Sometimes even then, you’ll be glad to know, they still come up wanting. Other times they don’t. What they never are is black and white but a mixture; ethically we are and have always been a mulatto nation.

True. They should have waited for the North to invade Virginia, Tennessee, Louisiana, and the border states before they did something like that shouldn’t they?:rolleyes:

Well, that’s quite obviously false, since it was the question of slavery that got Lincoln back into politics, led to the debates with Stephen Douglas, and directly led to his standing for President, for which he ran as the candidate for an anti-slavery party that he helped crate… Lincoln expressed revulsion and hatred - “hate” being a word he used quite specifically - for slavery on innumerable occasions.

It’s certainly true Lincoln prioritized preserving the Union but to suggest he didn’t care about the issue of slavery is complete nonsense.

Denying that the civil war wasn’t about slavery is ahistorical and ignorant.

Without the issue of slavery there wouldn’t have been a war. That’s simply a fact. Nations don’t dissolve into civil war over issues of whether a tariff should be 19% or 26%.

As Sampiro says, the Southern economy depended on slavery. And while it’s true that a majority of southerners weren’t slaveholders, the ruling aristocracy were all slaveholders, and their personal fortunes depended on the plantation system.

And so the realization that the North and West now had the votes to resist expansion of slavery, to upset the delicate balance of introducing slave states and free states in equal numbers, was intolerable to the slave masters. And so, secession. Which was entirely due to the fear of encroachment against slavery.

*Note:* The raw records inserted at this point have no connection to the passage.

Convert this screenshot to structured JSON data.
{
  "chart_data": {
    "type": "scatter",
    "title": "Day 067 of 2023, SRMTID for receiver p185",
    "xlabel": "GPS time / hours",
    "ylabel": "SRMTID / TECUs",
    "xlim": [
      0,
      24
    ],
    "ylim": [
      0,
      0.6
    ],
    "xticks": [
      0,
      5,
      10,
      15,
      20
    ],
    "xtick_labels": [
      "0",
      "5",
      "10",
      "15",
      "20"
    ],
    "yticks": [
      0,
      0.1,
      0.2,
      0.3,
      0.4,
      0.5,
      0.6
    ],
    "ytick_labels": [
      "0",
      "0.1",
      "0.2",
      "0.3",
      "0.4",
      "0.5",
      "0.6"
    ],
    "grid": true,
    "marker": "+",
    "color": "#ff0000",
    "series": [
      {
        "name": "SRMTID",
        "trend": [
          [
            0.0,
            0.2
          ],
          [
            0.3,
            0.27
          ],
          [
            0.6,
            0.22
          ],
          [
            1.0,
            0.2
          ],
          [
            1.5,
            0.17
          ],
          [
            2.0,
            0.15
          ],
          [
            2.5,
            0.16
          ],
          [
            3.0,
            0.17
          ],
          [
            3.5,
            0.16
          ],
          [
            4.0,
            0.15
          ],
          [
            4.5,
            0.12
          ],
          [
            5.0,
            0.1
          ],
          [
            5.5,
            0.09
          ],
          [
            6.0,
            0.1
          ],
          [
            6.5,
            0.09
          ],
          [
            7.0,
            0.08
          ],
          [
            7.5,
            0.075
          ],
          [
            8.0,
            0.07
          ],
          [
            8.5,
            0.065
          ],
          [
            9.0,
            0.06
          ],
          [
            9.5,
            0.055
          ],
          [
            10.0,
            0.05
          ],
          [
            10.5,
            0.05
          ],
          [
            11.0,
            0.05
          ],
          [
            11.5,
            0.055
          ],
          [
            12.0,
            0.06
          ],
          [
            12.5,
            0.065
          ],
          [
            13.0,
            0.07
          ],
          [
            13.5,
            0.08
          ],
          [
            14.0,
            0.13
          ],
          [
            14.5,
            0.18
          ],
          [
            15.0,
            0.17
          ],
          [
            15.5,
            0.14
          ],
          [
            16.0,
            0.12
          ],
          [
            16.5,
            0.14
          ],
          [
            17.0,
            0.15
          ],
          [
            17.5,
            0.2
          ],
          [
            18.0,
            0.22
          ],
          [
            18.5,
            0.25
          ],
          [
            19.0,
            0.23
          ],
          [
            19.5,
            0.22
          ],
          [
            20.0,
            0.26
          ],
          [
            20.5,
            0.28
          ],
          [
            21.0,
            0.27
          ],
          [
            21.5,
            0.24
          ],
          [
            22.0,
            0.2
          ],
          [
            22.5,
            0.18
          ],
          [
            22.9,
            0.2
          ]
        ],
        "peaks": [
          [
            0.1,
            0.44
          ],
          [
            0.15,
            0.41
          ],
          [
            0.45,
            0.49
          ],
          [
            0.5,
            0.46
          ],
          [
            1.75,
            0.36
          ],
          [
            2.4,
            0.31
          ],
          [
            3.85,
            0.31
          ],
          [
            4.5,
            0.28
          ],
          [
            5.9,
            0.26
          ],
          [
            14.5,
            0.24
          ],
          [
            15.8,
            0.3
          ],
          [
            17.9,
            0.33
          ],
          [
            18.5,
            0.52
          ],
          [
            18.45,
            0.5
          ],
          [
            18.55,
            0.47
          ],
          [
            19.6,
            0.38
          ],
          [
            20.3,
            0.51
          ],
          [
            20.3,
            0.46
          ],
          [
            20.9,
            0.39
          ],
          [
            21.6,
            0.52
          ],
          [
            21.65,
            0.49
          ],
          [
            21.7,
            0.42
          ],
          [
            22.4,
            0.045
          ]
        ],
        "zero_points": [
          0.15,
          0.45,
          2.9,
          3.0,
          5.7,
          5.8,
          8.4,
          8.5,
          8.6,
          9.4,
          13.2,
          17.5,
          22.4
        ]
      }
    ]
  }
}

Again, the South fought to preserve slavery. That doesn’t mean southern soldiers fought to preserve slavery, or that the North fought to destroy slavery. But it is clear and incontrovertible and a simple matter of the historical record that the State Legislatures of the South voted to secede to preserve slavery, and the constitution of the Confederacy explicitly enshrined slavery forever.

Are you suggesting the North invaded Virginia, Tennessee, Louisiana and the border states before the Confederacy attacked federal forts?

Yeah, but the Cubs might (don’t laugh) someday win a Series and be Winners, thus validating the Cubs jerseys. The South rising again, though? That’s a little less likely than the Cubbies taking it all (now isn’t THAT saying something?)